Aktienmarkt in Spannung: Dax bleibt verhalten - Rüstungswerte boomen

Der deutsche Aktienmarkt setzt seine leichte Konsolidierungsphase fort, wobei der Dax geringfügig um 0,1 Prozent auf 24.047 Punkte fiel. Damit behauptet der Index weiterhin die wichtige Marke von 24.000 Punkten. Auch der MDax zeigte sich schwächer, er verlor 0,3 Prozent auf 29.949 Zähler. Gleiches Bild beim EuroStoxx 50, der ebenfalls um 0,1 Prozent nachgab.
Die zuletzt beobachtete Stagnation oberhalb der 24.000-Punkte-Marke lässt Hoffnungen auf eine vorweihnachtliche Jahresendrallye schwinden. Thomas Altmann von QC Partners kommentierte die aktuelle Marktlage mit der Feststellung, dass derzeit keine nachhaltige Kauflaune unter den Investoren zu erkennen sei.

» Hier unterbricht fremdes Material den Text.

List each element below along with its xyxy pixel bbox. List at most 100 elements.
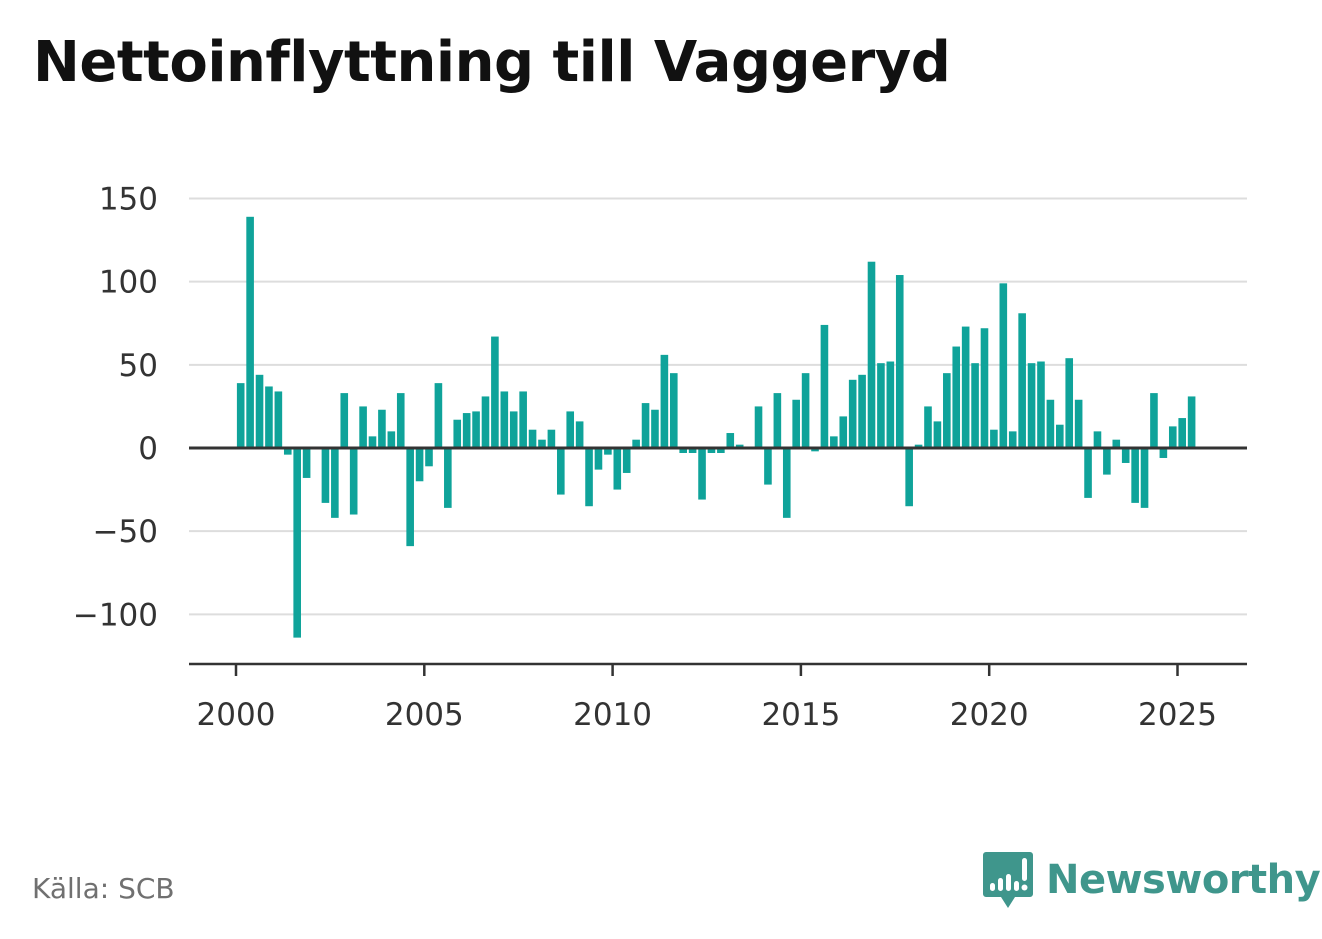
bar <box>519 391 527 448</box>
bar <box>1103 448 1111 475</box>
bar <box>547 429 556 448</box>
bar <box>1037 361 1045 448</box>
bar <box>434 383 443 448</box>
bar <box>349 448 358 515</box>
bar <box>1065 358 1074 448</box>
bar <box>575 421 584 448</box>
bar <box>321 448 330 503</box>
bar <box>1121 448 1130 463</box>
bar <box>406 448 414 547</box>
bar <box>1150 393 1158 448</box>
y-axis-labels: 150 100 50 0 −50 −100 <box>73 182 158 634</box>
bar <box>717 448 725 453</box>
bar <box>359 406 367 448</box>
bar <box>462 413 471 448</box>
x-tick-label: 2025 <box>1138 697 1217 733</box>
bar <box>444 448 452 508</box>
bar <box>604 448 612 455</box>
bar <box>792 399 800 448</box>
source-label: Källa: SCB <box>32 872 175 905</box>
y-tick-label: 150 <box>99 182 158 218</box>
bar-chart-speech-bubble-icon <box>983 852 1033 908</box>
bar <box>886 361 895 448</box>
bar <box>905 448 913 507</box>
bar <box>679 448 687 453</box>
bar <box>641 403 650 448</box>
bar <box>528 429 537 448</box>
bars <box>236 216 1196 638</box>
bar <box>801 373 810 448</box>
bar <box>453 419 462 448</box>
bar <box>895 275 904 448</box>
bar <box>265 386 273 448</box>
bar-chart: 150 100 50 0 −50 −100 2000 2005 2010 2015 2020 202… <box>73 182 1247 733</box>
chart-title: Nettoinflyttning till Vaggeryd <box>33 30 951 95</box>
bar <box>660 354 669 448</box>
bar <box>415 448 424 482</box>
bar <box>274 391 283 448</box>
bar <box>340 393 349 448</box>
bar <box>1056 424 1064 448</box>
x-tick-label: 2015 <box>761 697 840 733</box>
bar <box>1187 396 1196 448</box>
bar <box>566 411 575 448</box>
bar <box>1112 439 1121 448</box>
bar <box>669 373 678 448</box>
bar <box>331 448 339 518</box>
y-tick-label: 50 <box>119 348 158 384</box>
bar <box>651 409 659 448</box>
bar <box>688 448 697 453</box>
bar <box>557 448 565 495</box>
x-tick-label: 2005 <box>385 697 464 733</box>
bar <box>293 448 301 638</box>
y-tick-label: −100 <box>73 597 158 633</box>
bar <box>707 448 716 453</box>
bar <box>594 448 603 470</box>
bar <box>754 406 763 448</box>
x-tick-label: 2020 <box>950 697 1029 733</box>
bar <box>1046 399 1055 448</box>
bar <box>255 374 264 448</box>
bar <box>980 328 989 448</box>
bar <box>764 448 772 485</box>
bar <box>387 431 396 448</box>
x-tick-label: 2010 <box>573 697 652 733</box>
bar <box>1074 399 1083 448</box>
bar <box>378 409 386 448</box>
bar <box>500 391 509 448</box>
y-tick-label: −50 <box>93 514 158 550</box>
bar <box>726 433 735 448</box>
bar <box>585 448 593 507</box>
bar <box>472 411 480 448</box>
bar <box>961 326 970 448</box>
bar <box>236 383 245 448</box>
bar <box>1140 448 1149 508</box>
bar <box>848 379 857 448</box>
bar <box>1178 418 1186 448</box>
bar <box>613 448 622 490</box>
bar <box>943 373 951 448</box>
bar <box>1027 363 1036 448</box>
bar <box>971 363 979 448</box>
bar <box>782 448 791 518</box>
brand-logo: Newsworthy <box>982 850 1321 910</box>
bar <box>509 411 518 448</box>
bar <box>425 448 433 467</box>
bar <box>368 436 377 448</box>
bar <box>283 448 292 455</box>
bar <box>396 393 405 448</box>
bar <box>839 416 848 448</box>
bar <box>1018 313 1026 448</box>
bar <box>914 444 923 448</box>
bar <box>811 448 819 452</box>
bar <box>773 393 782 448</box>
bar <box>1159 448 1168 458</box>
bar <box>622 448 631 473</box>
x-tick-label: 2000 <box>197 697 276 733</box>
bar <box>877 363 885 448</box>
bar <box>933 421 942 448</box>
bar <box>952 346 961 448</box>
bar <box>1168 426 1177 448</box>
x-axis-ticks: 2000 2005 2010 2015 2020 2025 <box>197 664 1217 733</box>
bar <box>990 429 998 448</box>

Gemischte Signale kamen aus den USA: Die dort veröffentlichten Arbeitsmarktdaten hatten nicht die erhoffte Dynamik mit sich gebracht und die Erwartungen an weitere Zinssenkungen der Federal Reserve gedämpft. Der Fokus liegt nun auf den am Donnerstag bevorstehenden Inflationsdaten, die zusammen mit den Zinserhebungen der Europäischen Zentralbank und der Bank of England weitere Richtungsimpulse liefern könnten.
Besonders im Fokus standen die Rüstungswerte, die von positiven Berichten der 'Financial Times' über mögliche milliardenschwere Auftragserteilungen profitierten. Rheinmetall kletterte mit einem Anstieg von 2,9 Prozent an die Dax-Spitze, während Renk und Hensoldt noch stärkere Zuwächse von 3,0 bzw. 3,2 Prozent verzeichneten. Im Gegensatz dazu gerieten deutsche Automobilhersteller unter Druck; die Aktien von BMW, Mercedes-Benz und Volkswagen verloren zwischen 1,2 und 2,5 Prozent an Wert. UBS-Analyst Patrick Hummel äußerte, dass der EU-Vorschlag zur Veränderung der CO2-Politik für den Automobilsektor bestenfalls als Enttäuschung wahrgenommen werden könnte.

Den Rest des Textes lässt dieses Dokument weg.